Justice Department charges five Chinese nationals with hacking over 100 companies


The Justice Department unsealed charges Wednesday against five Chinese nationals for their alleged hacking of over 100 companies in the US and overseas, including social media companies, universities, nonprofit organizations, think tanks, as well as activists and politicians in Hong Kong.

In their announcement Wednesday, the Justice Department said that the five Chinese citizens were at large in China.

Two other individuals from Malaysia were also indicted. They were arrested by Malaysian authorities on Monday on charges of conspiring with two of the Chinese hackers to “profit from computer intrusions targeting the video game industry.”

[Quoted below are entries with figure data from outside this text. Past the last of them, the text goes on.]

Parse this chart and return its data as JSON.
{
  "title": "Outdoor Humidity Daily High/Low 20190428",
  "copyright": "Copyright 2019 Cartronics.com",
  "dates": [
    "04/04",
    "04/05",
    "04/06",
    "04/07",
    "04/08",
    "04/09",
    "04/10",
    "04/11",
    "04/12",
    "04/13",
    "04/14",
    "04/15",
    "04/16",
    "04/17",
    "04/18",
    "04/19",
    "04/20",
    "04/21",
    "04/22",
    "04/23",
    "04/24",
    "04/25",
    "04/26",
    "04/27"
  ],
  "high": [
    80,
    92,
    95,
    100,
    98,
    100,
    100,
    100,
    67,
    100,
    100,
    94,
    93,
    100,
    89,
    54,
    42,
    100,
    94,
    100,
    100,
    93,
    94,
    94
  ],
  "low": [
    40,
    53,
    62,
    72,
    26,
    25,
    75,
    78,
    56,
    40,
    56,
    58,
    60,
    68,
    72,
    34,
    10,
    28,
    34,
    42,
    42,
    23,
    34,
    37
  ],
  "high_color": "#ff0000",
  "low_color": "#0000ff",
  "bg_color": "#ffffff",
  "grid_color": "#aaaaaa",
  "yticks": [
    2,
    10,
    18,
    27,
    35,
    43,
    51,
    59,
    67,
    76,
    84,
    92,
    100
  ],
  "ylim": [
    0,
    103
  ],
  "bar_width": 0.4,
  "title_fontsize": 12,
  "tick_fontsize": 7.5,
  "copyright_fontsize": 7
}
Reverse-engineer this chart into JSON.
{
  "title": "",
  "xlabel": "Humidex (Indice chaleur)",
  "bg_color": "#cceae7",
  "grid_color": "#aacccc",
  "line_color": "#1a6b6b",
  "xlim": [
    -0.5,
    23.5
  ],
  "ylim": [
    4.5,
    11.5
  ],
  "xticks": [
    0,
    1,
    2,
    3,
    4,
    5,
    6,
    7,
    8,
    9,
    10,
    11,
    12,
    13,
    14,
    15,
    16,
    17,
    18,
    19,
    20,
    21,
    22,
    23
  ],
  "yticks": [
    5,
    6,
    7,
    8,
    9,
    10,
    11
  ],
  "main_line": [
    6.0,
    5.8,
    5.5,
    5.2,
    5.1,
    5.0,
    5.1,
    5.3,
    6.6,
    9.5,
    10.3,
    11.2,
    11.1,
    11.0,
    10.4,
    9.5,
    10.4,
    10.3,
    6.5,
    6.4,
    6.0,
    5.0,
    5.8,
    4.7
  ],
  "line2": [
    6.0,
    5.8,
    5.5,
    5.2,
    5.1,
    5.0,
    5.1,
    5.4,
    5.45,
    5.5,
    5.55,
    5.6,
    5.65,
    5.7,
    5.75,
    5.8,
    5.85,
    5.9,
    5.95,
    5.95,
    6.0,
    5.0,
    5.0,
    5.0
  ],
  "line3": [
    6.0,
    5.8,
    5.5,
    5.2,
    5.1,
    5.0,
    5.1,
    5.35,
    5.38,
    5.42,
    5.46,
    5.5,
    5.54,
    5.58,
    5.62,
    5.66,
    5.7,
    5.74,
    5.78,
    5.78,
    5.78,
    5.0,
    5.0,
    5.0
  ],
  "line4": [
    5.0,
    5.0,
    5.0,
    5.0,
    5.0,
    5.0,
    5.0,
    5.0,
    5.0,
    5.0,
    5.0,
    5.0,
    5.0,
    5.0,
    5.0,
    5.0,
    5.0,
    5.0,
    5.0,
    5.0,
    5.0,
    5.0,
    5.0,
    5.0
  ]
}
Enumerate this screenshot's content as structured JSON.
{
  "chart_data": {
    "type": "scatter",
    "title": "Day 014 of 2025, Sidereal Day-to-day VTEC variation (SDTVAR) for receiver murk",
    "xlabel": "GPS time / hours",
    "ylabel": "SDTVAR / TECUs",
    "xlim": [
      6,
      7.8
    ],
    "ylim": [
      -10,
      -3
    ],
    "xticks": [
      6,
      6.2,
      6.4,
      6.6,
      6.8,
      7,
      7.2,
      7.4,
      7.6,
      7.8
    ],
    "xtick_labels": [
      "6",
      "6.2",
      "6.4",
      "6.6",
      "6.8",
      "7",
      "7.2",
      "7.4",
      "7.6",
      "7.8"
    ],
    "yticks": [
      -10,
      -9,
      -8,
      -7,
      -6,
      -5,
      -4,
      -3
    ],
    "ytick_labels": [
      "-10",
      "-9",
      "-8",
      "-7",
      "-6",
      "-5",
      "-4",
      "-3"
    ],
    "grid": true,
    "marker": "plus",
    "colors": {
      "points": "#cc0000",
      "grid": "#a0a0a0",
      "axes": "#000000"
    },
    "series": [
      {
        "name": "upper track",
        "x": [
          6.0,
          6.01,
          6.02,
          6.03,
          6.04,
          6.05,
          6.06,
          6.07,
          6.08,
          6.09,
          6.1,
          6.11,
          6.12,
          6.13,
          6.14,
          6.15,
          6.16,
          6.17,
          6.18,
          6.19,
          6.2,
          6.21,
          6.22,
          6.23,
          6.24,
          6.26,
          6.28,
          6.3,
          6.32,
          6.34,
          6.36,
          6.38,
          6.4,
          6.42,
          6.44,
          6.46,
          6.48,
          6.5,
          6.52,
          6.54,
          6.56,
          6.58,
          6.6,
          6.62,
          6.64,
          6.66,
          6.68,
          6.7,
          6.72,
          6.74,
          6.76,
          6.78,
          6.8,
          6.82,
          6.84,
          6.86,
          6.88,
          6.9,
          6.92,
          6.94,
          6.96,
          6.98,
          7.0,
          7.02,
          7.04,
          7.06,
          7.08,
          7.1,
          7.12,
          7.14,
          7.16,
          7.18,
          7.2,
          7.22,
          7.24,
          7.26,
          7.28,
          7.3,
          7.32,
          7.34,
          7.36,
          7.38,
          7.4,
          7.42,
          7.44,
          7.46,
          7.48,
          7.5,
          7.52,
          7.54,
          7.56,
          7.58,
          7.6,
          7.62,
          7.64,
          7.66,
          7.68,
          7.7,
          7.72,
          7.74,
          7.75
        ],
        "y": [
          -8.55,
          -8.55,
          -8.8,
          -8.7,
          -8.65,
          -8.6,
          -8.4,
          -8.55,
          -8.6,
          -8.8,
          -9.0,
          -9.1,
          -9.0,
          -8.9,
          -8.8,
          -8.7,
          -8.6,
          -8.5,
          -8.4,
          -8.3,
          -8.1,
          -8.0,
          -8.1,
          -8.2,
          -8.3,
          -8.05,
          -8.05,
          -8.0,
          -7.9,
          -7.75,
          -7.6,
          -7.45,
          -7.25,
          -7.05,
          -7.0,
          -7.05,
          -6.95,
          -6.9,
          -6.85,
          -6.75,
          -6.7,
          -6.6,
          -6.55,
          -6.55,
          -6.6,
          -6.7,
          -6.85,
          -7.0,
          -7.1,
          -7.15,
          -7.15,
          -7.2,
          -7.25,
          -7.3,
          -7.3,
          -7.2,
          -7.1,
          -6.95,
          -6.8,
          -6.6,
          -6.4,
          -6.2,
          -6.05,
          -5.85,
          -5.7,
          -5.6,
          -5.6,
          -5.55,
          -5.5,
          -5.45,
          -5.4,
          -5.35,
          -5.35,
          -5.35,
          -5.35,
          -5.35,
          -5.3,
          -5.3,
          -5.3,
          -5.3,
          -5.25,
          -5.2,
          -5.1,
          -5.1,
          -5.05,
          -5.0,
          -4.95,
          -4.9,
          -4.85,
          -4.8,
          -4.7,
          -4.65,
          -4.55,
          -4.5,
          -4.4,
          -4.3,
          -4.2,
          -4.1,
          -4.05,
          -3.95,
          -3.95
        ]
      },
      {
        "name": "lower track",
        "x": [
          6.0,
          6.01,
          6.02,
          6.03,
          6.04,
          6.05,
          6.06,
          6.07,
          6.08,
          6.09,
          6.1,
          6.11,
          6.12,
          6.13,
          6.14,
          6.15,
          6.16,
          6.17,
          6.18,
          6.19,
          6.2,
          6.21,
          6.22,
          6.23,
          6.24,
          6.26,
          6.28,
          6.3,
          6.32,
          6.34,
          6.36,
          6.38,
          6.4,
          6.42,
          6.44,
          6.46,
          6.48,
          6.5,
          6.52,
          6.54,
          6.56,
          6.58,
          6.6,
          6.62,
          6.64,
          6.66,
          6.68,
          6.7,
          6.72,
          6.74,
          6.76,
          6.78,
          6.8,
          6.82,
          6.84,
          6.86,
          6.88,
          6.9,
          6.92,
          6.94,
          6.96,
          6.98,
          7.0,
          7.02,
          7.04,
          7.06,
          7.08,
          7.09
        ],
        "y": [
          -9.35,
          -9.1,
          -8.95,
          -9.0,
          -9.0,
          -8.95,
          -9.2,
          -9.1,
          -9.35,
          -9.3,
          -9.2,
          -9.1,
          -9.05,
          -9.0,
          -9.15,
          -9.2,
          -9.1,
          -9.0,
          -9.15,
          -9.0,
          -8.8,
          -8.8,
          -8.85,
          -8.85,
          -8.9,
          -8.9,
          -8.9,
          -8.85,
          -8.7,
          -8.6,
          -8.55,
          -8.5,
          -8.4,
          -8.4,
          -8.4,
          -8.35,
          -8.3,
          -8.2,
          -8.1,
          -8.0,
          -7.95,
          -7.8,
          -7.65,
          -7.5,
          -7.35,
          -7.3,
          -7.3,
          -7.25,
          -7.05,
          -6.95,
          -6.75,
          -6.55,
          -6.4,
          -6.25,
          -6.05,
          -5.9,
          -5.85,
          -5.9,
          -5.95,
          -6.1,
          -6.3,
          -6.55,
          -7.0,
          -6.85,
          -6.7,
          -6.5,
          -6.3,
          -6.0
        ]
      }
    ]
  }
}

Officials said the hackers were part of a group known as Advanced Persistent Threat 41, a Chinese cyber firm allowed to operate by the Chinese Communist Party with links to numerous instances of malicious cyber activity.

They thanked Microsoft, Facebook, Alphabet’s Google and Verizon for assisting in the investigation, along with other technology companies.

The move comes as relations between the US and China continue to hit new lows.

US-China relations tanked this year over Chinese concealment of early COVID-19 data and the central government’s elimination of political autonomy in Hong Kong and human rights abuses against the Uighur minority.

In July, the Justice Department announced indictments against two Chinese hackers for allegedly attempting to steal coronavirus vaccine research from government agencies and private companies.